Мягкие ковры, устилавшие весь пол кабинета, предохранили графа от сильного ушиба, и все обошлось благополучно. Все же эта ночная тревога среди тишины наших занятий оставила во всех тяжелое впечатление.

На другой день граф и вида не подавал, что с ним случилось. Он был только бледнее обыкновенного, но все же работал, начав на этот раз занятия свои часа на два, на три позднее и закончив их к обеду — часам к шести вечера.

Вообще Лорис-Меликов, при всей его подвижности и энергии, вовсе не отличался прочным здоровьем и был очень нервозен, а потому тревожная работа его по ветлянской чуме не могла не расстроить в значительной степени его здоровья...

XVII.

Одной из основных черт характера Лорис-Меликова, доказывающих его энергию, находчивость и умение пользоваться предоставленным ему исключительным положением, является повсюду его неудержимая решимость. Она не изменила ему и во всех вопросах, связанных с его задачей и требующих для своего разрешения санкции городского самоуправления. В случаях каких бы то ни было со стороны последнего несогласий, помех или проволочек, граф действовал, как диктатор, отлично зная и ни на минуту не забывая нашу всероссийскую халатность, совершенно не терпимую в острые периоды общественной и государственной жизни.

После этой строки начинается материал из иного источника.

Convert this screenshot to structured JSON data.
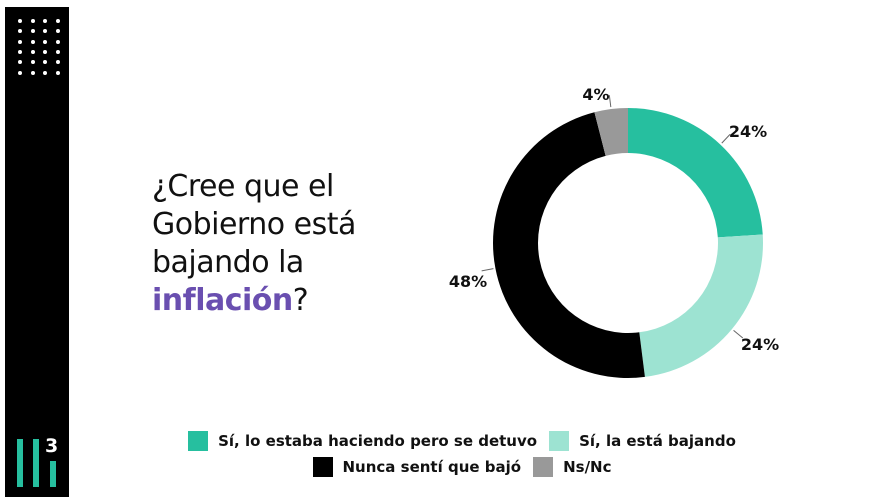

Сделав несколько экстренных заседаний астраханской городской думы, для большого удобства и престижа своей власти, у себя под рукою в зале губернаторского дома, т. е. как бы в своей канцелярии, он тут же на месте вершил все дела так, как считал нужным. Во многих случаях он добивался, а то и просто, встречая упорство, требовал вполне определенных постановлений думы в том именно смысле, в той редакции и в тех со стороны города обязательствах, каких требовали обстоятельства, не терпящие никаких отлагательств. Такие меры насилия граф находил тем более необходимыми, что они были вовсе не обременительны для богатого торгово-промыслового города Астрахани, у которого всегда могли найтись необходимые средства. [969]

Таким путем Лорис-Меликов добился для города многого и между прочим замощения его главнейших улиц, насколько помню, в трехлетний срок.

Вообще ветлянская чума, закончившаяся рецидивом, о котором я упомянул выше, и наделавшая большой тревоги, хотя и стоила значительных затрат и жертв, но все же принесла немало пользы. И город Астрахань и вся губерния сильно подтянулись и почистились, что быстро отразилось на их санитарном благополучии.

Для оздоровления Астраханского края графу ассигновано было четыре миллиона, из которых он умудрился израсходовать всего лишь 308 тысяч.

Значительная часть общих расходов относилась к вознаграждению, по оценке особою комиссией, всех тех ветлянских и других станичных домовладельцев, зачумленные дома которых, в числе 83, по постановлению санитарной комиссии, были сожжены дотла.

Здесь тоже Лорис-Меликов, несмотря на его разумную экономно в расходовании отпущенных ему сумм, проявил в отношении пострадавших домовладельцев большую гуманность. Он все время следил за оценками подлежавших к сожжению имуществ, настаивая на возможно более справедливом возмещении убытков потерпевших. Хорошо при этом помню, что вследствие этого нигде в населении не проявлялось ни малейших неудовольствий, и все обошлось вполне мирно и благополучно.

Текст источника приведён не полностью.